Administration

Understanding your benefits: How does health care work?

This is the first in a series in which Penn State Employee Benefits staff explain key concepts, terms and processes to help faculty and staff better understand and use their benefits.

Health care is one of the largest expenses in the United States, representing 17 percent of the nation’s gross domestic product. Yet, despite this cost, many people have only a basic knowledge of how health insurance works, and little understanding of their own personal health care plan. It’s important to understand your health plan because your choice may have many different financial and health care consequences for you and your dependents.

This first in a series of articles to help Penn State faculty and staff understand their medical benefit plans, provides an overview of health insurance and how it works.

Health insurance has traditionally been a way for a group of people to pool their money so that individuals who accrue medical expenses -- in particular, expenses related to catastrophic medical claims -- can pay for them using funds from the pool of money. With this system, some people may need to tap into the fund frequently, while others may not ever use it.

Health insurance began in the United States as a way for people to purchase coverage for hospital care in the event they would need to be hospitalized at a later date. After that, medical insurance expanded to cover the costs of other medical services, such as doctor appointments and laboratory testing, and eventually it became a benefit that was offered to employees by their employer.

Employer-sponsored plans, as opposed to individual plans, make sense because there are more people to contribute to the pool of money than with individual plans. In addition, when the workforce is diverse, the risk pool can also be diverse, meaning that it may contain a mix of healthy and ill individuals, which keeps costs in check.

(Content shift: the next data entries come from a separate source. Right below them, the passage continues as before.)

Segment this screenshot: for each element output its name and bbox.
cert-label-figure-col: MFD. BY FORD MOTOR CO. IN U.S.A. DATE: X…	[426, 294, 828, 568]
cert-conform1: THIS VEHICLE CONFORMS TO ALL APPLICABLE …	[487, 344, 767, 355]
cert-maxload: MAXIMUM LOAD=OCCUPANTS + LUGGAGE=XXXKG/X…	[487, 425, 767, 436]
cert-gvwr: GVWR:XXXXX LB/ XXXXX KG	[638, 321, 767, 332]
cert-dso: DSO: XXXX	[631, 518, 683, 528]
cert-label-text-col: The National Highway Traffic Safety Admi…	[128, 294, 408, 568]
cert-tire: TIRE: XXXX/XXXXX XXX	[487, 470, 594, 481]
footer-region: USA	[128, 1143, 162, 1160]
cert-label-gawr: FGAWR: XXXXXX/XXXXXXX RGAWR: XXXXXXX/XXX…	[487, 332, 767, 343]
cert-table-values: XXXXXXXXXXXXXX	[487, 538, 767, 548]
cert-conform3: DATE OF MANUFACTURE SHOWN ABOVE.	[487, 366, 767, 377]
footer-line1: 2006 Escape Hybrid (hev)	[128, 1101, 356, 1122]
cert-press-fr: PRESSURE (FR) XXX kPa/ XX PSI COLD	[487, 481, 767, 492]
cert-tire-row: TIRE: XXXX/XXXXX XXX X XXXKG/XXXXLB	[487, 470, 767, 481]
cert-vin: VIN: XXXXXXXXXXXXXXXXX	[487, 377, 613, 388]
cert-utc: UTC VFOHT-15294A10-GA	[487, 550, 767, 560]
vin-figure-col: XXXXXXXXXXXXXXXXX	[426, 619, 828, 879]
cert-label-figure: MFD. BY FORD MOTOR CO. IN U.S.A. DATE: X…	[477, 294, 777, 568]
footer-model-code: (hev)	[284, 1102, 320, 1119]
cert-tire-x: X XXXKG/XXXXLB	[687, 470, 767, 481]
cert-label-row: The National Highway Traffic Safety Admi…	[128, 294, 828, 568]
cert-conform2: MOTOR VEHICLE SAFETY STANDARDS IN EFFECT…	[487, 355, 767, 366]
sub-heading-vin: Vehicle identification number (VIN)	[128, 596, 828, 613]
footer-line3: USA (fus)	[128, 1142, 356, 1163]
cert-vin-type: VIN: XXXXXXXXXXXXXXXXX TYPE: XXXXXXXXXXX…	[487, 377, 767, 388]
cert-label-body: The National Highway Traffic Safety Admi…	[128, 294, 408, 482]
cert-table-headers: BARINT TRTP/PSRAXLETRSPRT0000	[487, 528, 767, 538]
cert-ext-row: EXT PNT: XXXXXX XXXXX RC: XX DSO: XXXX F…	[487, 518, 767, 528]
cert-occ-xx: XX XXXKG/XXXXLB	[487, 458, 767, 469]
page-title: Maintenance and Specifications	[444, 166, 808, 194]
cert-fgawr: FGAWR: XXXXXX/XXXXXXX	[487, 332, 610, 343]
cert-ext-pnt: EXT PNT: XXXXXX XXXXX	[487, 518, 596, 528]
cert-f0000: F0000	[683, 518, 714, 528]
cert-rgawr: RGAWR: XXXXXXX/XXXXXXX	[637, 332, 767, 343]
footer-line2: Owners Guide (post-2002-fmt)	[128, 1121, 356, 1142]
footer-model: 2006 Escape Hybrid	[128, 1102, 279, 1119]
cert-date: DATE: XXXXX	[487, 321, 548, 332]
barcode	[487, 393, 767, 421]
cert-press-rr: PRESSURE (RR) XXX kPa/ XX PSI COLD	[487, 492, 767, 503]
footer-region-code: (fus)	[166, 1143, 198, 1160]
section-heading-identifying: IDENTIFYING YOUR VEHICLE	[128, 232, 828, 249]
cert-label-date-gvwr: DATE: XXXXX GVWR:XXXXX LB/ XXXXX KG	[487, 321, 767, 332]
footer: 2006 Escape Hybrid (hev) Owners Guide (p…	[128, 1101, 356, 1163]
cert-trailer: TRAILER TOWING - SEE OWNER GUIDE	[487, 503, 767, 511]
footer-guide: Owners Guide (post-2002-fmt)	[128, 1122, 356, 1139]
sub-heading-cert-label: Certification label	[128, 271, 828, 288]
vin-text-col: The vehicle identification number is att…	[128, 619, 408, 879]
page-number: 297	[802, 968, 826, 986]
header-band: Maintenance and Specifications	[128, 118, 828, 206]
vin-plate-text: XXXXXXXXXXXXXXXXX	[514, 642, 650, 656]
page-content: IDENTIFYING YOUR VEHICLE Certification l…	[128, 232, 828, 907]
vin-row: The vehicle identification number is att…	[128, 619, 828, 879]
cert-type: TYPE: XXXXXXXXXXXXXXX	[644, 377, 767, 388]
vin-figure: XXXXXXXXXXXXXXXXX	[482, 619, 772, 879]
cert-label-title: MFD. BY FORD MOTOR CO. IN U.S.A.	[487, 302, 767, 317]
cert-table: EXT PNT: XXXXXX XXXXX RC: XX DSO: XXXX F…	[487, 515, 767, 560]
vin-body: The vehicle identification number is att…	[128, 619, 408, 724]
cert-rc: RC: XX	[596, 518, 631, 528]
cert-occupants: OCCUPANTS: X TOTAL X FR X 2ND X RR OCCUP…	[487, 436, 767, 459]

Smaller employers typically buy into fully-insured plans, where premiums are paid to an insurance company. Larger organizations, like Penn State, are frequently self-insured, meaning that the employer provides health benefits with its own funds, and with those funds, pays for the health claims submitted by the plan members. Under a self-funding arrangement, when medical claims in the insured population rise, the employer must pay more for the insurance. Self-funding allows for the employer to have more control over the plan design, however, and can lead to the creation of plans that are geared toward what the employee population wants and needs.

Penn State’s two health plans, the PPO Blue and the PPO Savings plans, are preferred-provider organizations (PPO), which means that the insurance company contracts with medical providers,  such as physicians, hospitals, laboratories and allied health specialists, who agree to a negotiated fee that is generally lower than their standard fees. This negotiated fee appears as the “allowable charge” on a plan member’s Explanation of Benefits form, which is sent to the member following a visit to a provider.

Under a PPO plan, the providers who agree to the negotiated fee structure are considered to be “in-network” providers. Any health plan member who obtains services from a network provider will have less out-of-pocket expense than if that member visited an out-of-network provider.

The two PPO plans available to Penn State employees offer the same level of medical coverage and the same provider network. The difference in the two plans lies with the out-of-pocket expenses related to each.